As U.S. Attorney Bill Killian explained, “Physicians should make decisions regarding medical devices based on what is in the best interest of patients without being induced by payments from manufacturers competing for their business.” Federal law prohibits medical providers from submitting claims to government-funded health care benefit programs for services and devices referred, ordered, or arranged for by physicians who received such prohibited financial inducements.
“Offering financial inducements can distort health care decision-making,” said Derrick L. Jackson, Special Agent in Charge at the U.S. Department of Health and Human Services, Office of Inspector General in Atlanta. “OIG and our law enforcement partners vigilantly protect government health programs from such alleged abuses.” During the period between 2005 and 2010 hospitals affiliated with the physicians who received such inducements submitted to the Medicare program claims which included the cost of the medical devices referred, ordered or arranged for by such physicians. Medicare paid the claims that included the cost of the medical devices. This settlement addresses the financial harm to the Medicare trust fund for the moneys paid out of the fund which resulted from violations of the False Claims Act resulting from the kickbacks.

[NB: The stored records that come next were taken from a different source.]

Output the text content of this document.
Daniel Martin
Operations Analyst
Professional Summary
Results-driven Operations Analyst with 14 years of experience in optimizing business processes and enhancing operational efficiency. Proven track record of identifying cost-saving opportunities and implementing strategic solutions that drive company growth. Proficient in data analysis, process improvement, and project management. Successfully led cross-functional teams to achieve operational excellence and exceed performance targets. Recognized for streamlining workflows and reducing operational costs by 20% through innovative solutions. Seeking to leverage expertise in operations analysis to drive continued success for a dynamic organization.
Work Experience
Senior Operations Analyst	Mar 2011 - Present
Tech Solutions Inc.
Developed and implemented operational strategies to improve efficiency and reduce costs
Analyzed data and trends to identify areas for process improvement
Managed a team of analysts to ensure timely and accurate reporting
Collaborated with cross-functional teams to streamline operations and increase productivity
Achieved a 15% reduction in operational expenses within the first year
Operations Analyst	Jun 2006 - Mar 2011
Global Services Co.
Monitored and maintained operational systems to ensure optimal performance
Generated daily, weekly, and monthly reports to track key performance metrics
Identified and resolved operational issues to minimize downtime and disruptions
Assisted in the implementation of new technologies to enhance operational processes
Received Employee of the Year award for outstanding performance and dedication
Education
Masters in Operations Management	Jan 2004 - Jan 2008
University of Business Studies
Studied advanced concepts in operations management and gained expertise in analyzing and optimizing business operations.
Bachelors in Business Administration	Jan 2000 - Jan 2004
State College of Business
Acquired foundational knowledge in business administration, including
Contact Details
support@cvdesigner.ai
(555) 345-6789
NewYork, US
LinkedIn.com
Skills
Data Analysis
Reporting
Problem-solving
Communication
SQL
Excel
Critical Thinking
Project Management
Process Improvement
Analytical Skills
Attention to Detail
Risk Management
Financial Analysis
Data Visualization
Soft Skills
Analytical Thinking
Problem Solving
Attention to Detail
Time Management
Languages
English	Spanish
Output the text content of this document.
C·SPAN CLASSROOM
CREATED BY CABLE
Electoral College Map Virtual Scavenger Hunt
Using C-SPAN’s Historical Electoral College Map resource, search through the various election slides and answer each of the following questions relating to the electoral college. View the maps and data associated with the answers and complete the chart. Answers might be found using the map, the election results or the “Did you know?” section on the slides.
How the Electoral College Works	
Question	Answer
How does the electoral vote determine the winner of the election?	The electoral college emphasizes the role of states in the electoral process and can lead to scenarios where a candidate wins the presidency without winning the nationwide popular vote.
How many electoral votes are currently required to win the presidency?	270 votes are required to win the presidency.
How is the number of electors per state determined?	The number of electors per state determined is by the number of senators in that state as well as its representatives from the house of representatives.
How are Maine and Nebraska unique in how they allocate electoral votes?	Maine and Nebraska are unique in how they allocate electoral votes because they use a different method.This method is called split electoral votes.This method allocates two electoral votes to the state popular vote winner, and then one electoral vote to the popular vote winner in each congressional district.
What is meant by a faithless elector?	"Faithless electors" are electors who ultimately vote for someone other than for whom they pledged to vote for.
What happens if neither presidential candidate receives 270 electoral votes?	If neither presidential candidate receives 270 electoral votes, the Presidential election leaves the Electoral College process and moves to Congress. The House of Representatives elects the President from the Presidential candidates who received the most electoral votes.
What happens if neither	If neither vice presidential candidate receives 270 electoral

Mr. Killian further noted that this settlement resulted from a comprehensive investigation which began as a result of a qui tam or whistleblower complaint filed in 2010. The investigative team whose efforts resulted in this settlement was comprised of representatives from the U.S. Department of Health and Human Services - Office of Inspector General (HHS-OIG), the U.S. Attorney’s Office for the Eastern District of Tennessee, the U.S. Department of Justice Civil Division Fraud Section, and the U.S. Attorney’s Office for the Northern District of California. U.S. Attorney Killian commended the cooperative efforts of the agencies which participated in this complex investigation, and, in particular, lead HHS-OIG Special Agent Tony Maffei, DOJ Trial Counsel Adam Schwartz, Assistant U.S. Attorney Betsy Tonkin, Assistant U.S. Attorney Tom Green, and Special Assistant U.S. Attorney Ben Cunningham.
This resolution is part of the government’s emphasis on combating health care fraud and another step for the Health Care Fraud Prevention and Enforcement Action Team (HEAT) initiative, which was announced by Attorney General Eric Holder and Kathleen Sebelius, Secretary of the Department of Health and Human Services in May 2009. The partnership between the two departments has focused efforts to reduce and prevent Medicare and Medicaid financial fraud through enhanced cooperation. One of the most powerful tools in that effort is the False Claims Act, which the Justice Department has used to recover more than $12.1 billion since January 2009 in cases involving fraud against federal health care programs. The Justice Department’s total recoveries in False Claims Act cases in 2013 alone exceeded $3.8 billion. False Claims Act recoveries by the United States Attorney’s Office for the Eastern District of Tennessee alone during the period since January 2009 exceed $100 million.